Tchen and other Time’s Up staffers became involved in the handling of the sexual harassment allegations against Cuomo, and after their connections with Cuomo and others in his administration were uncovered, the controversy raised questions about whether a group that’s meant to protect victims had been compromised by its access to power.
Earlier this summer, Time’s Up was implicated in a bombshell report by the New York Attorney General that found that Cuomo had sexually harassed 11 women. The Attorney General’s investigation revealed that the law firm of a Time’s Up founder, Roberta Kaplan, represents Melissa DeRosa, a former Cuomo aide who helped draft a letter smearing Boylan. The AG found that Kaplan had spoken with DeRosa about a draft letter that would respond to Boylan’s accusations, which she read to Tchen at the time. The investigation described the letter as part of an “unlawful retaliation” against Boylan.

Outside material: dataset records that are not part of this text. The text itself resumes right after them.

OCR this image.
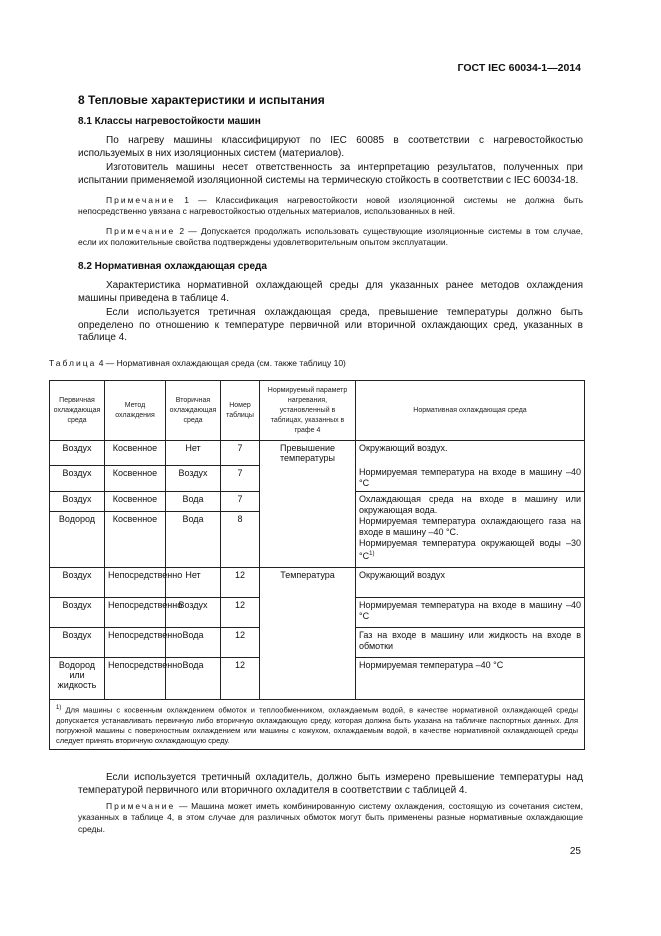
ГОСТ IEC 60034-1—2014
8 Тепловые характеристики и испытания
8.1 Классы нагревостойкости машин
По нагреву машины классифицируют по IEC 60085 в соответствии с нагревостойкостью используемых в них изоляционных систем (материалов).
Изготовитель машины несет ответственность за интерпретацию результатов, полученных при испытании применяемой изоляционной системы на термическую стойкость в соответствии с IEC 60034-18.
Примечание 1 — Классификация нагревостойкости новой изоляционной системы не должна быть непосредственно увязана с нагревостойкостью отдельных материалов, использованных в ней.
Примечание 2 — Допускается продолжать использовать существующие изоляционные системы в том случае, если их положительные свойства подтверждены удовлетворительным опытом эксплуатации.
8.2 Нормативная охлаждающая среда
Характеристика нормативной охлаждающей среды для указанных ранее методов охлаждения машины приведена в таблице 4.
Если используется третичная охлаждающая среда, превышение температуры должно быть определено по отношению к температуре первичной или вторичной охлаждающих сред, указанных в таблице 4.
Таблица 4 — Нормативная охлаждающая среда (см. также таблицу 10)
Первичная охлаждающая среда	Метод охлаждения	Вторичная охлаждающая среда	Номер таблицы	Нормируемый параметр нагревания, установленный в таблицах, указанных в графе 4	Нормативная охлаждающая среда
Воздух	Косвенное	Нет	7	Превышение температуры	Окружающий воздух.
Воздух	Косвенное	Воздух	7		Нормируемая температура на входе в машину –40 °С
Воздух	Косвенное	Вода	7		Охлаждающая среда на входе в машину или окружающая вода.
Нормируемая температура охлаждающего газа на входе в машину –40 °С.
Нормируемая температура окружающей воды –30 $^\circ С^{1)}$

Водород	Косвенное	Вода	8		
Воздух	Непосредственно	Нет	12	Температура	Окружающий воздух
Воздух	Непосредственно	Воздух	12		Нормируемая температура на входе в машину –40 °С
Воздух	Непосредственно	Вода	12		Газ на входе в машину или жидкость на входе в обмотки
Водород или жидкость	Непосредственно	Вода	12		Нормируемая температура –40 °С
$^{1)}$ Для машины с косвенным охлаждением обмоток и теплообменником, охлаждаемым водой, в качестве нормативной охлаждающей среды допускается устанавливать первичную либо вторичную охлаждающую среду, которая должна быть указана на табличке паспортных данных. Для погружной машины с поверхностным охлаждением или машины с кожухом, охлаждаемым водой, в качестве нормативной охлаждающей среды следует принять вторичную охлаждающую среду.					
Если используется третичный охладитель, должно быть измерено превышение температуры над температурой первичного или вторичного охладителя в соответствии с таблицей 4.
Примечание — Машина может иметь комбинированную систему охлаждения, состоящую из сочетания систем, указанных в таблице 4, в этом случае для различных обмоток могут быть применены разные нормативные охлаждающие среды.
25
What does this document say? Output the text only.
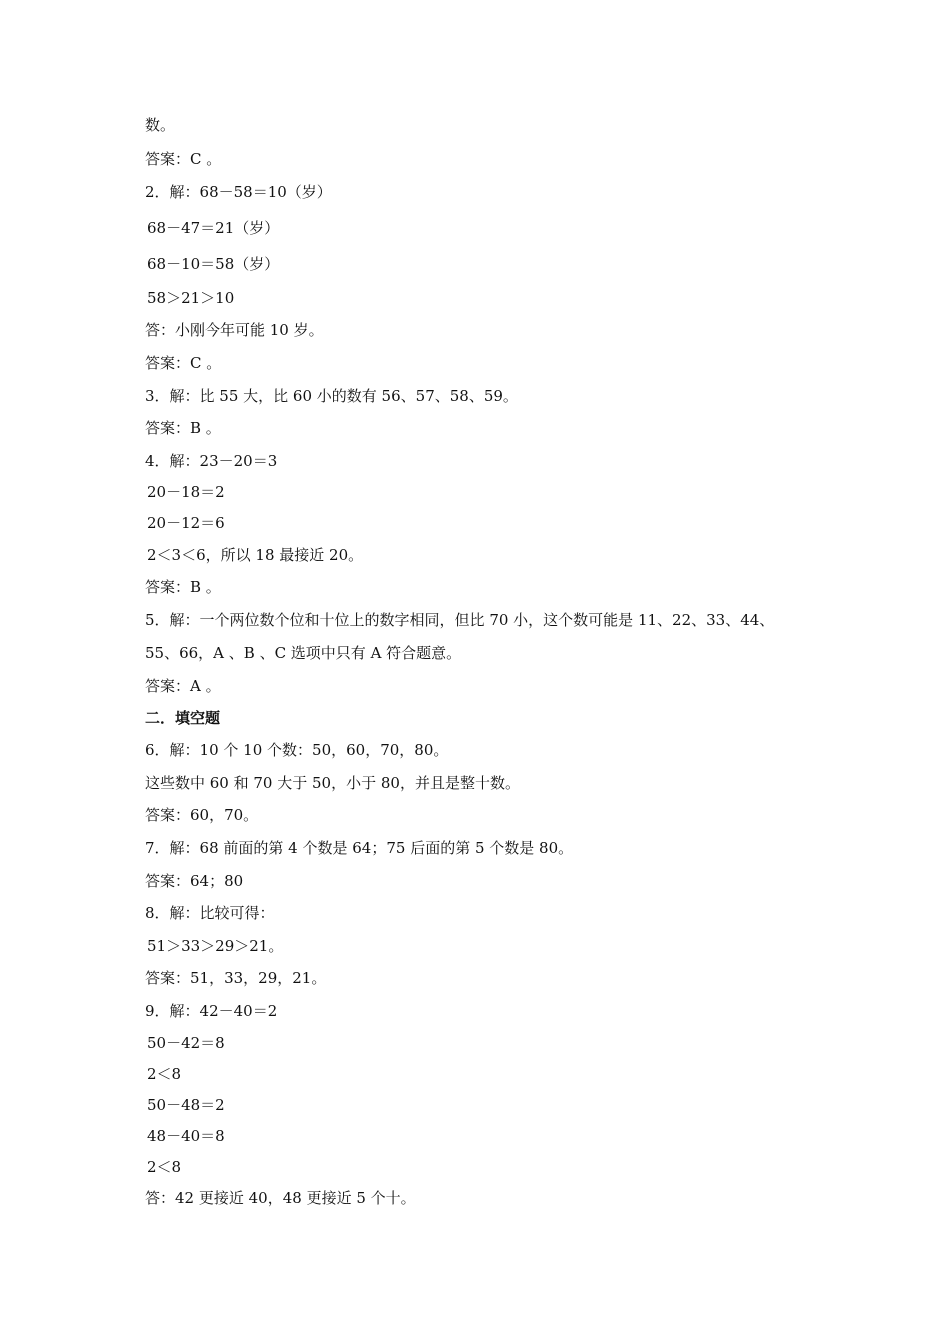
数。
答案：C 。
2．解：68－58＝10（岁）
68－47＝21（岁）
68－10＝58（岁）
58＞21＞10
答：小刚今年可能 10 岁。
答案：C 。
3．解：比 55 大，比 60 小的数有 56、57、58、59。
答案：B 。
4．解：23－20＝3
20－18＝2
20－12＝6
2＜3＜6，所以 18 最接近 20。
答案：B 。
5．解：一个两位数个位和十位上的数字相同，但比 70 小，这个数可能是 11、22、33、44、
55、66，A 、B 、C 选项中只有 A 符合题意。
答案：A 。
二．填空题
6．解：10 个 10 个数：50，60，70，80。
这些数中 60 和 70 大于 50，小于 80，并且是整十数。
答案：60，70。
7．解：68 前面的第 4 个数是 64；75 后面的第 5 个数是 80。
答案：64；80
8．解：比较可得：
51＞33＞29＞21。
答案：51，33，29，21。
9．解：42－40＝2
50－42＝8
2＜8
50－48＝2
48－40＝8
2＜8
答：42 更接近 40，48 更接近 5 个十。
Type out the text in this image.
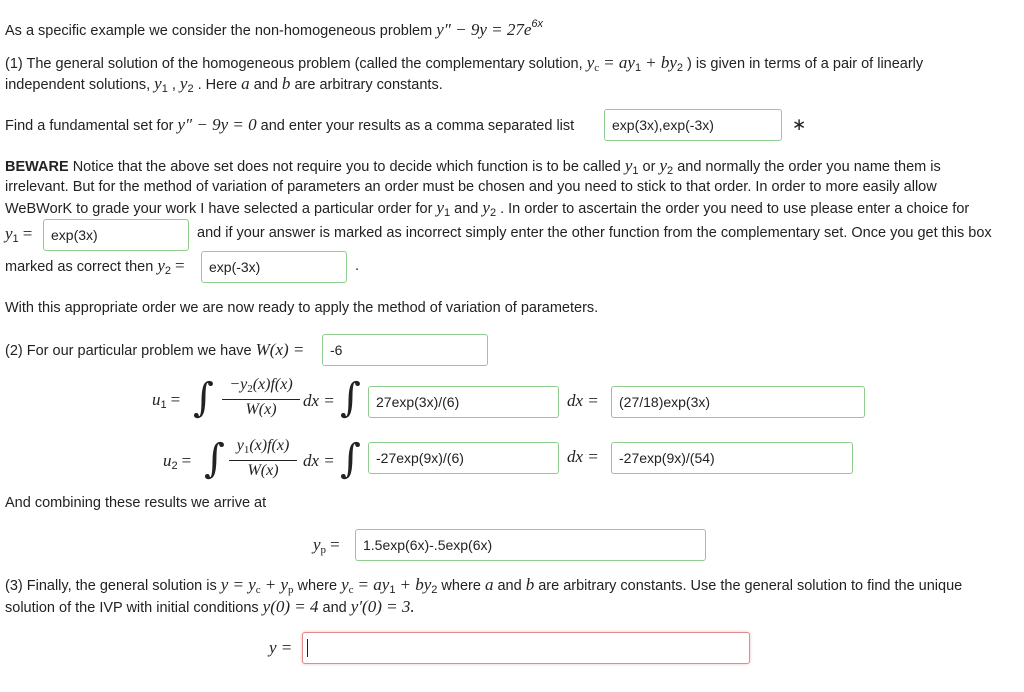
As a specific example we consider the non-homogeneous problem $y'' - 9y = 27e^{6x}$
(1) The general solution of the homogeneous problem (called the complementary solution, $y_c = ay_1 + by_2$ ) is given in terms of a pair of linearly
independent solutions, $y_1$ , $y_2$ . Here a and b are arbitrary constants.
Find a fundamental set for y″ − 9y = 0 and enter your results as a comma separated list	exp(3x),exp(-3x)	∗
BEWARE Notice that the above set does not require you to decide which function is to be called $y_1$ or $y_2$ and normally the order you name them is
irrelevant. But for the method of variation of parameters an order must be chosen and you need to stick to that order. In order to more easily allow
WeBWorK to grade your work I have selected a particular order for $y_1$ and $y_2$ . In order to ascertain the order you need to use please enter a choice for
$y_1$ =	exp(3x)	and if your answer is marked as incorrect simply enter the other function from the complementary set. Once you get this box
marked as correct then $y_2$ =	exp(-3x)	.
With this appropriate order we are now ready to apply the method of variation of parameters.
(2) For our particular problem we have W(x) =	-6
$u_1$ = ∫ $-y_2(x)f(x)$
W(x)	dx = ∫	27exp(3x)/(6)	dx =	(27/18)exp(3x)
$u_2$ = ∫ $y_1(x)f(x)$
W(x)
dx = ∫	-27exp(9x)/(6)	dx =	-27exp(9x)/(54)
And combining these results we arrive at
$y_p$ =	1.5exp(6x)-.5exp(6x)
(3) Finally, the general solution is $y = y_c + y_p$ where $y_c = ay_1 + by_2$ where a and b are arbitrary constants. Use the general solution to find the unique
solution of the IVP with initial conditions y(0) = 4 and y′(0) = 3.
y =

Following the AG’s report, Kaplan resigned, amid outcry from sexual assault survivors, and Tchen said she did not recall the details of her conversation with Kaplan and was unaware that the letter was meant to be disparaging against any women. As recently as this past Monday, Tchen told the Time’s Up board she had never been in direct contact with Cuomo, and had no plans to resign. But just days later, when Tchen’s text messages were published in the Post’s report, the writing was on the wall, as more details of her involvement in the Cuomo allegations were exposed.
In a statement announcing her resignation, Tchen said that she will continue fighting for women.
“Now is the time for Time’s Up to evolve and move forward as there is so much more work to do for women. It is clear that I am not the leader who can accomplish that in this moment,” Tchen’s statement said, in part. “I am especially aware that my position at the helm of Time’s Up has become a painful and divisive focal point, where those very women and other activists who should be working together to fight for change are instead battling each other in harmful ways. Therefore, it is time for me to resign and continue to work for change in other ways, and to let Time’s Up engage in the thoughtful and meaningful process I know will occur to move forward.”
In a statement, the Time’s Up board of directors said, “Accepting her resignation today is a demonstration of accountability and will allow our organization to move forward.”
How exactly Time’s Up will move forward is in question, as many sexual assault survivors have criticized the the organization, which is now on its third attempt to find a new CEO in just three years. (Before Tchen, Lisa Borders, the inaugural CEO of Time’s Up, stepped down in February 2019, after her son was accused of sexual abuse.)
Whether the #MeToo movement needs Time’s Up remains to be seen. But many survivors, victims and those in the community believe in the work of the organization and its legal defense fund, which has connected thousands of people to attorneys on legal cases that have helped towards the fight for equality.